You’ve probably heard about mindfulness, chances are you know someone (your doctor? your kids or grandkids?) who finds this concept life changing. While we can’t promise that it will change your life, mindfulness has been proven to improve energy levels, help people focus AND studies show mindfulness is particularly beneficial to seniors.
Mindfulness is defined as the quality or state of being conscious or aware of something, or a mental state achieved by focusing one’s awareness on the present moment while calmly acknowledging and accepting one’s feelings, thoughts and bodily sensations. Sounds a bit complicated, right? It’s really not; in today’s world it’s easy to get caught up in devices and screens; we actually have to make a point to unplug and be more mindful. Fortunately, there are plenty of resources to help us do exactly that. Deep breathing techniques and meditation are all connected to mindfulness but don’t get nervous, we’re not talking about the hippie-dippy stuff from the 1970’s.
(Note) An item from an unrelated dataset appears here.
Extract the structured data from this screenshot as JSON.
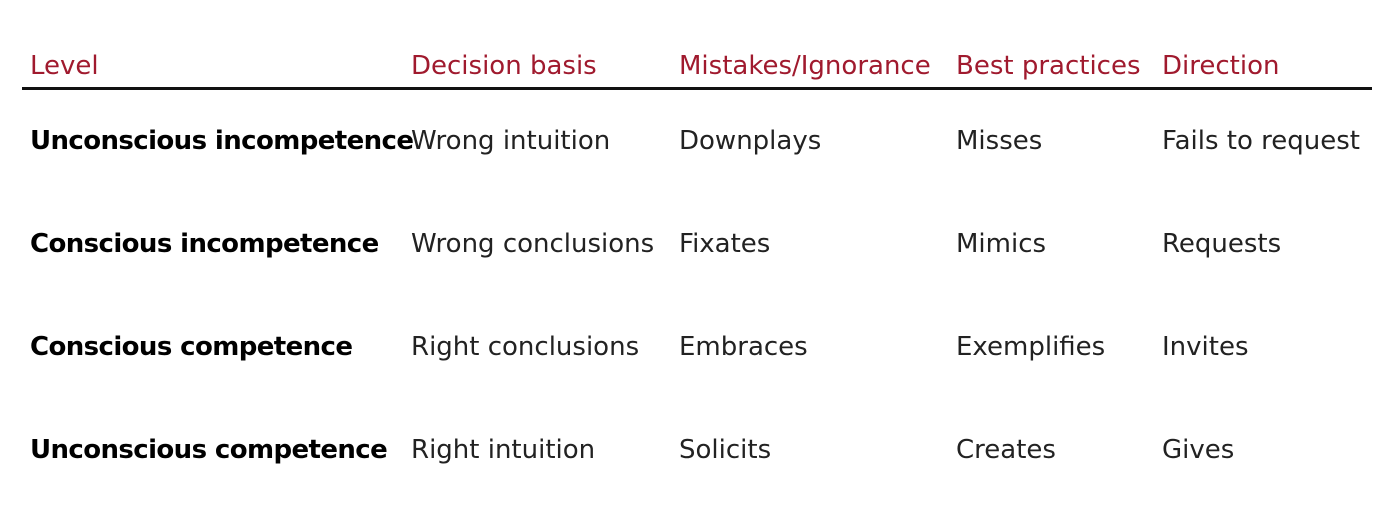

Bob Linscott from the Center for Mindfulness at the University of Massachusetts Medical School, believes “mindfulness meditation,” can help adults in their 70s, 80s and beyond come to terms with the challenges of aging. In this Next Avenue article, Linscott says, “Meditation is like a pause button that breaks the cycle of worry. It can help older adults better accept their changing bodies or chronic pain. It puts them more in control of their lives.”
There are so many benefits of meditation for older adults that Dr. Stephanie Cheng from the University of California San Francisco frequently uses it with her patients. “In general, it’s been shown to decrease blood pressure and inflammation. And there’s some data around improving coronary artery disease outcomes and helping with post-traumatic stress disorder, chronic pain and headaches,” Cheng says in this story from US News.
Ready to give it a try? Here’s a simple 6 step mindfulness exercise that you can do right now:
- Sit in a chair with your feet on the floor or sit cross-legged on the floor, just as long as you’re comfortable but upright.
- Find a spot to look at as a focal point on, looking out a window is great because nature is known to be calming, but a spot on a wall will work too.
- Think of a phrase that makes you feel calm and centered, a few examples are: “I am calm.” “I am strong.” “I am peaceful.”
- As you say the phrase in your mind, inhale and count to four.
- Hold your breath and count to four.
- Exhale and count to five.
If you’d like to explore more mindfulness techniques, Brookfield’s Rooted in Mindfulness is a local center that offers mindfulness and meditation classes and workshops. If you’re tech savvy, there are dozens of online resources on the Develop Good Habits website where you can find a list of recommendations for the Best Mindfulness Apps.
Here, within our own Eastcastle Place where we are ever- mindful of how important mindfulness is …we have not only a weekly meditation group that is resident run, but also regularly scheduled sessions run by Dr. Paul Norton of the Milwaukee Mindfulness Practice Center.